Can the genetics of an embryo determine whether it is of low quality even if it appears morphologically good?

Yes. An embryo that looks visually “perfect” may have aneuploidies that reduce its viability. Therefore, embryo genetics is key to identifying “hidden” low-quality embryos.

Can embryos considered to be of low quality be “improved”?

Not exactly. If an embryo is classified as having low morphological or genetic quality, there is no “correction” to change that. What is done is to use the best ones for transfer and reserve or discard the others according to protocol.

In surrogacy, is the “best quality” embryo always transferred?

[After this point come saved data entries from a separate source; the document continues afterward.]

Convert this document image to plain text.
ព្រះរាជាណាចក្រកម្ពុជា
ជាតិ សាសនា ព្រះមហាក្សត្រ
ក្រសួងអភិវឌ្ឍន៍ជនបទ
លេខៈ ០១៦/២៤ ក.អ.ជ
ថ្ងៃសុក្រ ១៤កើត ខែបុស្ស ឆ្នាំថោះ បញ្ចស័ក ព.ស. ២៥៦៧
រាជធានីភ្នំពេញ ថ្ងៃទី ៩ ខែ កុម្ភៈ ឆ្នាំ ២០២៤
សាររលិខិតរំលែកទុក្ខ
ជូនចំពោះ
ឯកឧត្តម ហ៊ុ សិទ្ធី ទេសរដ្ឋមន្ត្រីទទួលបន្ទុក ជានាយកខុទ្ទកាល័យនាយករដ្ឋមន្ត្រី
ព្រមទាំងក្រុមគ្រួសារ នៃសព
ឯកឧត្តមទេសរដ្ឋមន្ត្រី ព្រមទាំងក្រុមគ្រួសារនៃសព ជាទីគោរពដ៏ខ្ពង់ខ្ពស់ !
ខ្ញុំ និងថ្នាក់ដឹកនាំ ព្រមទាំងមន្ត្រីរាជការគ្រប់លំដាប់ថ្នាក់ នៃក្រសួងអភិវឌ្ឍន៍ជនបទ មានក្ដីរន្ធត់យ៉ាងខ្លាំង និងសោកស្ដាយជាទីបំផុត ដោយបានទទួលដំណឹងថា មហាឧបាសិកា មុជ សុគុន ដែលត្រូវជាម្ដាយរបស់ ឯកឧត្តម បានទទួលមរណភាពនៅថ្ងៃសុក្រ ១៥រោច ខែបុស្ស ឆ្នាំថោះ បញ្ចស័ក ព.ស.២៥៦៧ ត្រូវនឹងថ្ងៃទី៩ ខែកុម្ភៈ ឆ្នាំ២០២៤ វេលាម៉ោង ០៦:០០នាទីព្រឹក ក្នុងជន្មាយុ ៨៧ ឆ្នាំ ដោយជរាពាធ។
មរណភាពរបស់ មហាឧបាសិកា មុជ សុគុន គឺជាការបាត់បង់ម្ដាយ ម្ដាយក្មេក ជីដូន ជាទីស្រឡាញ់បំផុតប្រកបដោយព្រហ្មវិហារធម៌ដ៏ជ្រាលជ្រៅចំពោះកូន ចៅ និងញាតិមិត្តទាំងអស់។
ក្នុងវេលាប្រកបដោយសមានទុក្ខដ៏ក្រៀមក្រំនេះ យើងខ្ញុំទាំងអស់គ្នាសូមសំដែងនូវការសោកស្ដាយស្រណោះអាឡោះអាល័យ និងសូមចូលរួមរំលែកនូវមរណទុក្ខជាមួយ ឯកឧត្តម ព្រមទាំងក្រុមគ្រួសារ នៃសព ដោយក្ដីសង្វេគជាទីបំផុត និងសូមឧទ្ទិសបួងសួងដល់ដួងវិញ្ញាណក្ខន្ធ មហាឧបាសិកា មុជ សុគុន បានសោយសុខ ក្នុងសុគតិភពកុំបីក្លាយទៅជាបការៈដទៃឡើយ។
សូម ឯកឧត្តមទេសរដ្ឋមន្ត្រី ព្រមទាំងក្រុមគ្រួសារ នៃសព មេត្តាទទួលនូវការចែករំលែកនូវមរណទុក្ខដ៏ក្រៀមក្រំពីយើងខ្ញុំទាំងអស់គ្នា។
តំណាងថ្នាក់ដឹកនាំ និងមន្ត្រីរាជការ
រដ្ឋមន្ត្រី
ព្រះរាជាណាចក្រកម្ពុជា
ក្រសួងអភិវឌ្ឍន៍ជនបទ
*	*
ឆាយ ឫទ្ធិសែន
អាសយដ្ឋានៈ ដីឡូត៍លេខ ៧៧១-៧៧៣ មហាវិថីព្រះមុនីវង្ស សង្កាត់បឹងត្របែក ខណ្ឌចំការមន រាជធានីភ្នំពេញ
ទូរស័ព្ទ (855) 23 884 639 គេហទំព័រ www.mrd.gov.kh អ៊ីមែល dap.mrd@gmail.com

Ideally, yes. Surrogacy aims to maximize success; therefore , the embryo with the best combination of morphology and genetics is selected for transfer.

Does a “low-quality” embryo mean there can be no pregnancy at all?

Not always. Some lower-quality embryos can still lead to a successful pregnancy, but the likelihood is lower compared to high-quality embryos. It’s a matter of increased risk.

How many embryos do you need to be able to discard low-quality ones and choose high-quality ones?

There’s no universal minimum number, but the more embryos available (and of good quality), the greater the likelihood of selecting a high-quality embryo. If there are only one or two embryos, the selection becomes more critical, and the risk of them all being of lower quality is higher.